Home sales dropped in Livingston and Oakland counties by 8.2 percent to 191 homes and 4 percent to 1,164 homes, respectively. Macomb and Wayne counties saw respective increases of 9.9 percent to 834 and 8.4 percent to 1,395. Detroit saw a 12.9 percent increase to 351 homes sold.

The median price increased the most in Detroit, which saw a jump of 48.1 percent to $60,000, up from $40,500 the previous year. Prices jumped in Livingston County by 18.9 percent and in Wayne County by 16.4 percent to $339,000 and $160,000, respectively.

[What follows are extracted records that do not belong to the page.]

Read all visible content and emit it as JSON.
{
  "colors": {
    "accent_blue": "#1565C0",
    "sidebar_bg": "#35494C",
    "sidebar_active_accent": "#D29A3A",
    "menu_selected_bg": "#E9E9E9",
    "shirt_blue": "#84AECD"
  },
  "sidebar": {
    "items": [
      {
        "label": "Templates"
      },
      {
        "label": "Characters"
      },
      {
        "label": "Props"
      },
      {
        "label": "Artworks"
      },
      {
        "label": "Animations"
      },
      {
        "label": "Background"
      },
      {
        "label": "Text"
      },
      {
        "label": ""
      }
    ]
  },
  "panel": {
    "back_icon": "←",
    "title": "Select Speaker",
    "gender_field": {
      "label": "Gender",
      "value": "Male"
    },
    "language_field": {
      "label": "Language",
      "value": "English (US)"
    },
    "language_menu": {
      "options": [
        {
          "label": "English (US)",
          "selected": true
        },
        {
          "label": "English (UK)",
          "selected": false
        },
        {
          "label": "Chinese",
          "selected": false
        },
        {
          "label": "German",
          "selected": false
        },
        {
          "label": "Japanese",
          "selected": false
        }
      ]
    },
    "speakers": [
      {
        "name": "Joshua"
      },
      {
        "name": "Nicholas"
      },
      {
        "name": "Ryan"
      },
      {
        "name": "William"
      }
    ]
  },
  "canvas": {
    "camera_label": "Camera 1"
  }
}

In Macomb County, the median price increased 15.2 percent to $208,000, while the median price increased 13.5 percent to $312,000 in Oakland County.

Homes remained on the market the longest in Detroit — 53 days — a 14.5 percent drop from the previous year. This was followed by Wayne County, where homes spent 33 days on the market, a 29.8 percent decrease. Homes spent 31 days on the market in Oakland County, a 32.6 percent decrease, 29 days on the market in Livingston County, a 37 percent decrease, and 25 days on the market in Macomb County, a 43.2 percent decrease.